Cinquième halte : décembre 2019
Enfin, en décembre 2019, le travail dans l’écriture des partitions s’est poursuivi avec la clarification de certains codes que sont : les points et bâtonnets, codes qui existent encore dans des partitions anciennes. Ce code est maintenant avantageusement remplacé par la portée rythmique pour les partitions plus récentes et les auteurs pouvant intégrer les nouveautés des logiciels informatiques.
Et aujourd’hui, où sommes-nous ?
Les lignes polémiques de Maguy dans l'article qui débute page 39 de ce numéro ont nécessité de notre part un certain recul. Ensemble en CA, nous avons décidé de respecter l’intégralité des écrits de chacun. Car notre association est un lieu de rassemblement, d’échanges, et son journal de liaison en est l’écho.

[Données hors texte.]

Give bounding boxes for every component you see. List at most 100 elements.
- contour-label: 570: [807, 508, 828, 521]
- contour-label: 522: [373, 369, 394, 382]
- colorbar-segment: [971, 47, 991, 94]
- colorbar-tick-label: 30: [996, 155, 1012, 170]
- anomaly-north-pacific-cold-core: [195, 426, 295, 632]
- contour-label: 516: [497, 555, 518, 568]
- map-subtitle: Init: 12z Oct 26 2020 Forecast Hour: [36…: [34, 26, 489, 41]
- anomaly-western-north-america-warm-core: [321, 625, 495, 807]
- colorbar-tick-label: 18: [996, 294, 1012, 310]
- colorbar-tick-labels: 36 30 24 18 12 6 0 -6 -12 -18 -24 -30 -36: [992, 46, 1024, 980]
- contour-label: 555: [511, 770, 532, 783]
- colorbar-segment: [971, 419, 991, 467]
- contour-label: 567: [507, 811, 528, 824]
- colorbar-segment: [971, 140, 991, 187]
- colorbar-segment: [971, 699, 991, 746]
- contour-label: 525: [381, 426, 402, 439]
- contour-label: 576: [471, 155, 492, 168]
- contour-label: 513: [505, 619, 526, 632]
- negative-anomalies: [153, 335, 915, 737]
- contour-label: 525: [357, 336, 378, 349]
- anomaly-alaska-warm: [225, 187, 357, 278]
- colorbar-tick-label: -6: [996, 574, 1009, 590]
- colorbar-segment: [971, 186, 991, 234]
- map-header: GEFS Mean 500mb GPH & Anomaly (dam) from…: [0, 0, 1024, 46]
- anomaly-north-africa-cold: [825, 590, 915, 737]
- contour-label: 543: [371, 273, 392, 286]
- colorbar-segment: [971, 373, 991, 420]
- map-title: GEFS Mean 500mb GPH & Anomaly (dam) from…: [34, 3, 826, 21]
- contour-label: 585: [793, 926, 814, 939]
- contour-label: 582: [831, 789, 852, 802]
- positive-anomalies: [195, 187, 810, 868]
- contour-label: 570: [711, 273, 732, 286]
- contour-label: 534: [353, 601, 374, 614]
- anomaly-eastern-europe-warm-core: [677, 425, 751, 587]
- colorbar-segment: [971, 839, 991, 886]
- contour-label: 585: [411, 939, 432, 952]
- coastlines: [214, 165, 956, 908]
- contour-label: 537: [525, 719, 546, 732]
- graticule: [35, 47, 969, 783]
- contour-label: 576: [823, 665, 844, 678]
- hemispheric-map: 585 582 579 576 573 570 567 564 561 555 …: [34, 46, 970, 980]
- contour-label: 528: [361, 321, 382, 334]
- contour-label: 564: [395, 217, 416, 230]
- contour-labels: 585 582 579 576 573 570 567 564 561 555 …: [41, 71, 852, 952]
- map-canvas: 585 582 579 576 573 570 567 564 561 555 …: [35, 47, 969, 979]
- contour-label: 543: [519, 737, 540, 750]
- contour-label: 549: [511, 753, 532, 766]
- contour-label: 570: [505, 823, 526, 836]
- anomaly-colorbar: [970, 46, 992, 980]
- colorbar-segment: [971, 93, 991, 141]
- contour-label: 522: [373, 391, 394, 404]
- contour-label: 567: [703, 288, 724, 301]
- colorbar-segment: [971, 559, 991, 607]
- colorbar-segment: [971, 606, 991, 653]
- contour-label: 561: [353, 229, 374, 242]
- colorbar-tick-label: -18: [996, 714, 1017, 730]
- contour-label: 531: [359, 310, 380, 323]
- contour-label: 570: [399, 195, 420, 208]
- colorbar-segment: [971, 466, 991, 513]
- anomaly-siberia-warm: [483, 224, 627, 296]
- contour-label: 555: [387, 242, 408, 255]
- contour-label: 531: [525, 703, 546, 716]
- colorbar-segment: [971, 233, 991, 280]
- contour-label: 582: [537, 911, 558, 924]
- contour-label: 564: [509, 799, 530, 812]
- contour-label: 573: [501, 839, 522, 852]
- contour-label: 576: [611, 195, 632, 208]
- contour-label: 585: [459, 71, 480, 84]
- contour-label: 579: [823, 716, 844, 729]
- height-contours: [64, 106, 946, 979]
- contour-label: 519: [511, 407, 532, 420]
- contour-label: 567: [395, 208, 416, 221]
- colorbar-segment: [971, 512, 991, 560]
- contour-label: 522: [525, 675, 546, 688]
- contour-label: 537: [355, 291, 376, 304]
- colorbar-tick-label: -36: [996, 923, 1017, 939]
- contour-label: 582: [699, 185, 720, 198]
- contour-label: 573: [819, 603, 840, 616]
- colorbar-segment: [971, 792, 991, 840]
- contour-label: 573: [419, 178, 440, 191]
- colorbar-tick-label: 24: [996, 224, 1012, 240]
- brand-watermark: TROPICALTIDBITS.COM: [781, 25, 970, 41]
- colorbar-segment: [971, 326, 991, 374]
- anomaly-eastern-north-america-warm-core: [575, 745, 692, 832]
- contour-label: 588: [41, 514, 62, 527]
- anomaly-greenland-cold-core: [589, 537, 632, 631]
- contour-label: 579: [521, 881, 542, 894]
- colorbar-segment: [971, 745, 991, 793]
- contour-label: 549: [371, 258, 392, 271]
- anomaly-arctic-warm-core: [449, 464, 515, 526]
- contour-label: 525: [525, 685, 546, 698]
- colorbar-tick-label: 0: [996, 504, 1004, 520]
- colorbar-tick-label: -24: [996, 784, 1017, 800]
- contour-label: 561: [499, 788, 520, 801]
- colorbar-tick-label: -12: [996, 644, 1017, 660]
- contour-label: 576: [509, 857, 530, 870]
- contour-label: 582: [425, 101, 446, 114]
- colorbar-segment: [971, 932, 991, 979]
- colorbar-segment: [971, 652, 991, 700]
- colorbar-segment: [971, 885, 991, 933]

L’ouverture de l’association est un gage de maturité, et le CA a démontré cet état d’esprit avec la publication de diagrammes, la promotion d’auteurs moins connus, le partage de vos expériences musicales, le travail de digitalisation engagé pour les œuvres dont les auteurs ont fait don à l’association.
Nous avons fait le choix d’essayer de ne laisser personne sur le côté du chemin… et d’avancer ensemble… mais ce choix nécessite une volonté commune de dialogue dans la bonne volonté. Nous en avons besoin aujourd’hui, et j’invite chacun à la cultiver.

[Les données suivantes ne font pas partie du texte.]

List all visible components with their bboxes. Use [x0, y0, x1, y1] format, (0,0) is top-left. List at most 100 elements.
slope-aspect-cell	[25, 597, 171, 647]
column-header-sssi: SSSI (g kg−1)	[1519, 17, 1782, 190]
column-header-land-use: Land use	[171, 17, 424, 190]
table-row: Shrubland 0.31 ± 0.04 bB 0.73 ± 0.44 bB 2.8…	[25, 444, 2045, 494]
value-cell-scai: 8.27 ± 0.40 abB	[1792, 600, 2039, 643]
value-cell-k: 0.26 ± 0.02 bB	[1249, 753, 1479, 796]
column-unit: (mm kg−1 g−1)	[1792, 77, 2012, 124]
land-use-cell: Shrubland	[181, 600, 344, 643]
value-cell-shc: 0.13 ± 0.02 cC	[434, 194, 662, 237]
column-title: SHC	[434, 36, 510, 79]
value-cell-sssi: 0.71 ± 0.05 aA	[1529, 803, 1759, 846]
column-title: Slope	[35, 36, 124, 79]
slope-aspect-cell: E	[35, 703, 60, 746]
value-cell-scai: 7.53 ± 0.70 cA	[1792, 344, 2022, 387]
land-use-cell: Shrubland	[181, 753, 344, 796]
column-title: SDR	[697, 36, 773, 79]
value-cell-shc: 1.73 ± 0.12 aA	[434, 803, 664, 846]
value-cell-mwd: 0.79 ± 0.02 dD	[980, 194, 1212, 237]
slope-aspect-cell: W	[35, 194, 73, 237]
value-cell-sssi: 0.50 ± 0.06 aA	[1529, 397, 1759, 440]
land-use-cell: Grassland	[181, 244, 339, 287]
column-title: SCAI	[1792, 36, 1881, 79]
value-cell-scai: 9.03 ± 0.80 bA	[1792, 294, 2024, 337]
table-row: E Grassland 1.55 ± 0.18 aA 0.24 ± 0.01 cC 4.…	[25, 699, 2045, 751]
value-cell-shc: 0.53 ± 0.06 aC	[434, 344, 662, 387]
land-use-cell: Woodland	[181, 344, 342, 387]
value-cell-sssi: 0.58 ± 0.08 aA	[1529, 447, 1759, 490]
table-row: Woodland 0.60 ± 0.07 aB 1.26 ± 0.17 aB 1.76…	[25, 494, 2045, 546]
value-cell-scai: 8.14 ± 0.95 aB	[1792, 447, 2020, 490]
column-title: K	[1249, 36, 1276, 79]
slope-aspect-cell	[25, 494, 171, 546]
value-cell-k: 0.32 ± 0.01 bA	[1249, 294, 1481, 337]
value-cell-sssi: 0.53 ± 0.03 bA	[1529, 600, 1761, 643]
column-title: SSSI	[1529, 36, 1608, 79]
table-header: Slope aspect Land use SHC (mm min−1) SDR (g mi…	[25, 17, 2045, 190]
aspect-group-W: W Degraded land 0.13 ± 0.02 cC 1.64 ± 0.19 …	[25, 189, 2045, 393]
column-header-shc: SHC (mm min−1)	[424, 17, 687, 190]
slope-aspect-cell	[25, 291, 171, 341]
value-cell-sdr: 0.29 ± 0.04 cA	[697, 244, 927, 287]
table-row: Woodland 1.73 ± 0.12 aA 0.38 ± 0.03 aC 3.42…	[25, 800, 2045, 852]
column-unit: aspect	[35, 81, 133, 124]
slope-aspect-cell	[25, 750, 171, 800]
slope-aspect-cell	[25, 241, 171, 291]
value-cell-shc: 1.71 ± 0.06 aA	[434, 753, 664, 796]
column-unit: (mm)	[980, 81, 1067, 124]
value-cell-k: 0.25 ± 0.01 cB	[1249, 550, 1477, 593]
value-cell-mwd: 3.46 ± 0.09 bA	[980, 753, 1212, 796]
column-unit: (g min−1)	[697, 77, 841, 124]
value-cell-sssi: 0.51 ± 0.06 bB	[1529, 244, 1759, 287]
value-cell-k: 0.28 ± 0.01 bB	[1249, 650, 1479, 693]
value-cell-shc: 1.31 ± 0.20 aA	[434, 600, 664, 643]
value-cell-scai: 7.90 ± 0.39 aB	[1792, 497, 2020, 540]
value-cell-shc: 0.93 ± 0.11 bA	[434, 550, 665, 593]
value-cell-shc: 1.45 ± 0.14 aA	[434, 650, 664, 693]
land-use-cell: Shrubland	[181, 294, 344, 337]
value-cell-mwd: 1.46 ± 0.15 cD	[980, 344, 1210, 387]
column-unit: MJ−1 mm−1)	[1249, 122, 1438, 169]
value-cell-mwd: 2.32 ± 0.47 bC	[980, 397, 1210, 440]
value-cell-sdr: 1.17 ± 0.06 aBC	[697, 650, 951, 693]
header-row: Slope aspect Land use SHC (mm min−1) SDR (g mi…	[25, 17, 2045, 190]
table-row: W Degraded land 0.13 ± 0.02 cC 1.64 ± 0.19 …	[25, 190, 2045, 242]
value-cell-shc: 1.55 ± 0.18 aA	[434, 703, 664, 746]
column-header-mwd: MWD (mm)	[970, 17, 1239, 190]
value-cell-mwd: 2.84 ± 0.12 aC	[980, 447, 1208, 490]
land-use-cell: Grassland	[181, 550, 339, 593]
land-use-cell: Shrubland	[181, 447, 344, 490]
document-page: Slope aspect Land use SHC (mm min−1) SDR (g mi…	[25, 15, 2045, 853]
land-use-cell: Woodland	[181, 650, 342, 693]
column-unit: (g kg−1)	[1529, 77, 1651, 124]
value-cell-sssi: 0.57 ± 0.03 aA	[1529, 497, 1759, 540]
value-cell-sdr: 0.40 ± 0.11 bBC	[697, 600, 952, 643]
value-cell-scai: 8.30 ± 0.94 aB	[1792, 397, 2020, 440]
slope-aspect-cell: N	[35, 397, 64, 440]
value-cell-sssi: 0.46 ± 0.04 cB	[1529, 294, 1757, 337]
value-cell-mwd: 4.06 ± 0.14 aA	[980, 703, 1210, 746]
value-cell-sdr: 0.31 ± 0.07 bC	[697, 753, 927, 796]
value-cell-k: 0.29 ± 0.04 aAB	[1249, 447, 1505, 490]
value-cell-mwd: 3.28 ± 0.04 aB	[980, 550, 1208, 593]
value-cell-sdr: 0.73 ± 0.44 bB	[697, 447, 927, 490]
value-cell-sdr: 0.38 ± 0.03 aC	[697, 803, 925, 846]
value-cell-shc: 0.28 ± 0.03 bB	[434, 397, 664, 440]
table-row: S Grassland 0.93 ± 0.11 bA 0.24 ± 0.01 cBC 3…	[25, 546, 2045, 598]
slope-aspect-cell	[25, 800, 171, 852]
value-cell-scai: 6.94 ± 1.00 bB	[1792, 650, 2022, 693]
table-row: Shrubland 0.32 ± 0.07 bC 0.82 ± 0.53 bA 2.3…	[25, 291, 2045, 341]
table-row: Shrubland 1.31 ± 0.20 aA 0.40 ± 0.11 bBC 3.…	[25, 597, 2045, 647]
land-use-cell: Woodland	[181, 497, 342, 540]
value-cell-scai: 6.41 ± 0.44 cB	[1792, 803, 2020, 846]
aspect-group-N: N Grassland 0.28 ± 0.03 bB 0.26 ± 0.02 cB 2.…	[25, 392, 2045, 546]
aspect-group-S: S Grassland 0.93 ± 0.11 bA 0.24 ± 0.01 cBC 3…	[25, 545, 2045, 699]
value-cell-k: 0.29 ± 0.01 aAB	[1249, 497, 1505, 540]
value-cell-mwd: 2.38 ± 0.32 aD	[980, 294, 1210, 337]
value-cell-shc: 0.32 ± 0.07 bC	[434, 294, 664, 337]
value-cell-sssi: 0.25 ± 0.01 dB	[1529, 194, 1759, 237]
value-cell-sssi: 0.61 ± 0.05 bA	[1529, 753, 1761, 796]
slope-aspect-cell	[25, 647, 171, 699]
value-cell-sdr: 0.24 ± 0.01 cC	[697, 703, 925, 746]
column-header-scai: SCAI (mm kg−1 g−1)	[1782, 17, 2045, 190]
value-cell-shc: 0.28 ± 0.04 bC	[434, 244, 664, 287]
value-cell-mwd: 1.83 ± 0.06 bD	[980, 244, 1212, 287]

Nous avons également souligné dans les pages de notre journal l’importance de respect de chaque éditeur. Et en connaissance des difficultés visuelles de Maguy, nous avons également cherché à trouver des solutions avec elle.
Car il est certain que Maguy ne peut s’approprier un nouveau logiciel, aussi l’association lui a proposé de l’aider à intégrer par exemple la portée rythmique en prenant à sa charge la saisie, ce qu’elle a refusé. La modification d’écriture, quelle qu’elle soit, a une incidence réelle sur son stock et devient alors une préoccupation personnelle tout à fait compréhensible, mais qui ne peut être confondue avec l’attente des citharistes à une écriture plus unifiée.
En CA, personne n’a jamais donné d’obligation ni de délai. Notre rôle est de proposer une ligne directrice. Avec la certitude qu’il n’est pas de difficultés qui ne puissent être surmontées, si nous décidons de les résoudre ensemble, notre main tendue est sincère.
In fine bien sûr, chaque éditeur décidera de suivre ce qui lui semble être juste pour lui, fondateur et au service de l’ensemble des citharistes.
Je sais pouvoir compter sur votre discernement à un moment où un projet construit est mis en œuvre. Le cadre et l’historique étant retracés, je laisse chacun à sa lecture et à son analyse, tout en vous invitant encore une fois à une volonté commune de dialogue dans la bienveillance. Restons dans la construction respectueuse et compréhensive, et regardons ensemble résolument vers l’avenir.